Money, staff, and access to decisionmaking amount to little if leaders are constantly belittled, marginalized, or even dehumanized for the very expertise and work their jobs require. Black women and other women of color equity directors can only be effective in their roles if they are respected by their colleagues and the district’s decisionmakers.
Superintendents play a crucial role in modeling an approach that trusts the expertise of their equity directors and supports their work both publicly and privately. When equity work comes under attack or the political climate gets heated, equity leaders need to know their superintendent and colleagues have their backs. And when other district leaders leave a Black woman or other leader of color as the only one asking the hard equity questions (like Kiara in the opening vignette), colleagues should speak up in the moment to express solidarity instead of communicating affirmation afterward.
Finally, district leaders can educate themselves and seek feedback from equity directors to ensure their leadership assessments are not based on racially gendered stereotypical tropes (such as the angry Black woman, hot-headed Latina, or tiger mom Asian woman).
3. Build professional supports and networks.
Those leading the charge for more equitable systems often have few peers in their own system who can share their knowledge and skills. Districts can provide resources for equity leaders to access peer networks beyond their own districts and participate in professional-development opportunities to learn together and share practices.
Culturally specific coaching or mentoring can also be a crucial support. Since the vast majority of superintendents are white men, they cannot provide mentoring tailored to the racial and gender dynamics that women leaders of color commonly encounter. Professional networks can also help systems leaders to identify and access such coaching expertise.

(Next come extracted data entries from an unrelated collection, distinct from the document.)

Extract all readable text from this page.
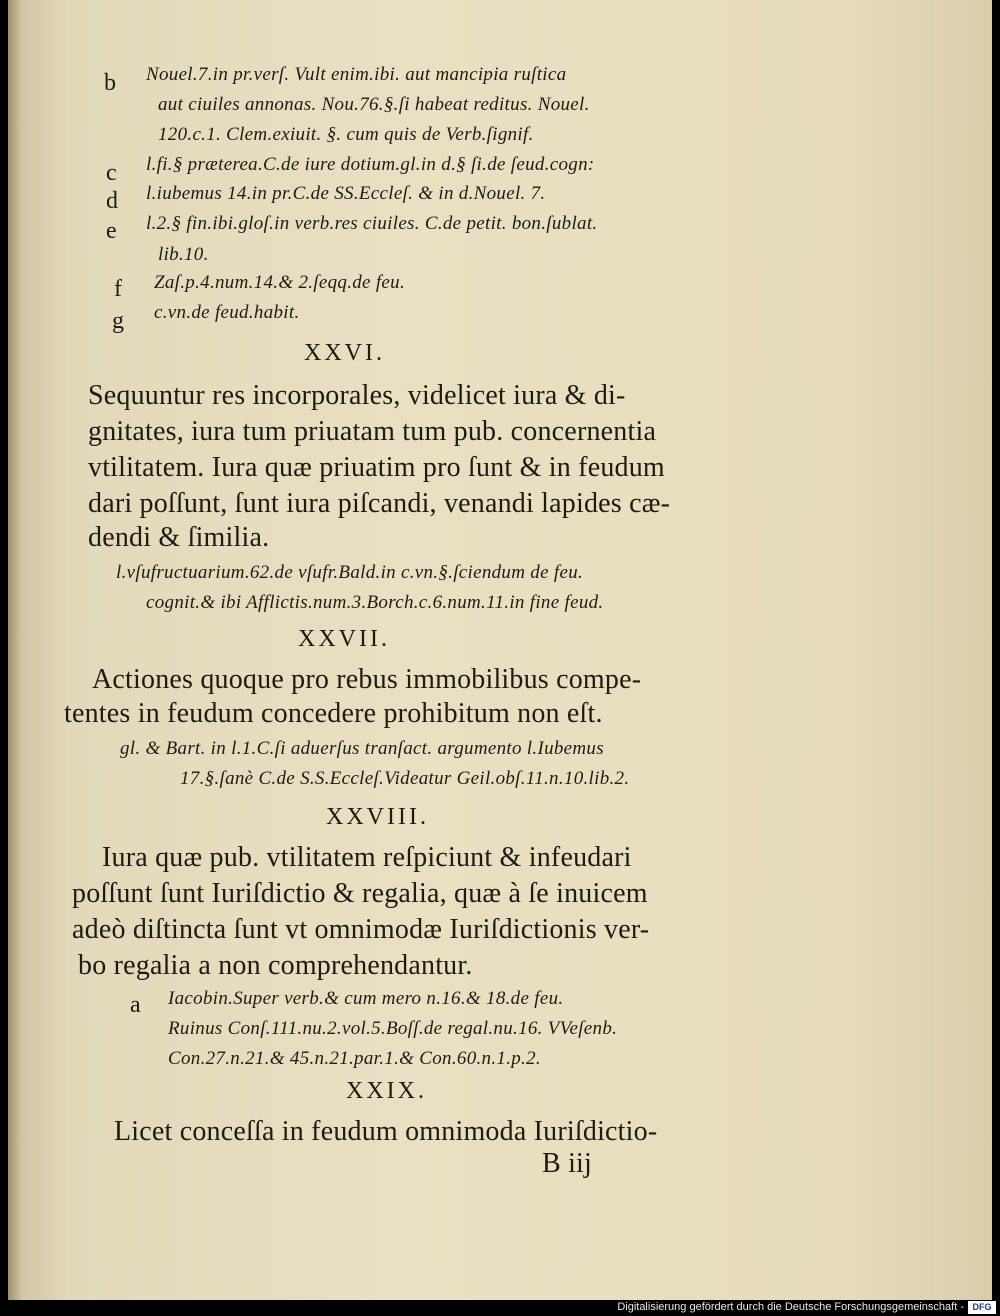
b Nouel.7.in pr.verſ. Vult enim.ibi. aut mancipia ruſtica
aut ciuiles annonas. Nou.76.§.ſi habeat reditus. Nouel.
120.c.1. Clem.exiuit. §. cum quis de Verb.ſignif.
c l.fi.§ præterea.C.de iure dotium.gl.in d.§ ſi.de ſeud.cogn:
d l.iubemus 14.in pr.C.de SS.Eccleſ. & in d.Nouel. 7.
e l.2.§ fin.ibi.gloſ.in verb.res ciuiles. C.de petit. bon.ſublat.
lib.10.
f Zaſ.p.4.num.14.& 2.ſeqq.de feu.
g c.vn.de feud.habit.
XXVI.
Sequuntur res incorporales, videlicet iura & di-
gnitates, iura tum priuatam tum pub. concernentia
vtilitatem. Iura quæ priuatim pro ſunt & in feudum
dari poſſunt, ſunt iura piſcandi, venandi lapides cæ-
dendi & ſimilia.
l.vſufructuarium.62.de vſufr.Bald.in c.vn.§.ſciendum de feu.
cognit.& ibi Afflictis.num.3.Borch.c.6.num.11.in fine feud.
XXVII.
Actiones quoque pro rebus immobilibus compe-
tentes in feudum concedere prohibitum non eſt.
gl. & Bart. in l.1.C.ſi aduerſus tranſact. argumento l.Iubemus
17.§.ſanè C.de S.S.Eccleſ.Videatur Geil.obſ.11.n.10.lib.2.
XXVIII.
Iura quæ pub. vtilitatem reſpiciunt & infeudari
poſſunt ſunt Iuriſdictio & regalia, quæ à ſe inuicem
adeò diſtincta ſunt vt omnimodæ Iuriſdictionis ver-
bo regalia a non comprehendantur.
a Iacobin.Super verb.& cum mero n.16.& 18.de feu.
Ruinus Conſ.111.nu.2.vol.5.Boſſ.de regal.nu.16. VVeſenb.
Con.27.n.21.& 45.n.21.par.1.& Con.60.n.1.p.2.
XXIX.
Licet conceſſa in feudum omnimoda Iuriſdictio-
B iij
Digitalisierung gefördert durch die Deutsche Forschungsgemeinschaft - DFG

District central offices are not neutral organizations with regard to race, gender, or power. But many reforms act as though they are. For instance, district office reforms to reorganize departments and roles to support instructional improvement often take a technical approach focused on “driving” with data, but they disregard the racial, cultural, and sociopolitical dimensions of student learning, instruction, data, and systems leadership.
Likewise, solutions focused primarily on women of color leaders exercising self-care and mindfulness can place the burden of change on the very individuals impacted by the double jeopardy we found—and imply that their experiences of anti-Blackness and gendered racism are a matter of their mental states, rather than an organizational and societal problem.
While the strategies we suggest here are only a start, our research suggests districts can create conditions to better enable district administrators, like Kiara, to build the equitable education our young people deserve.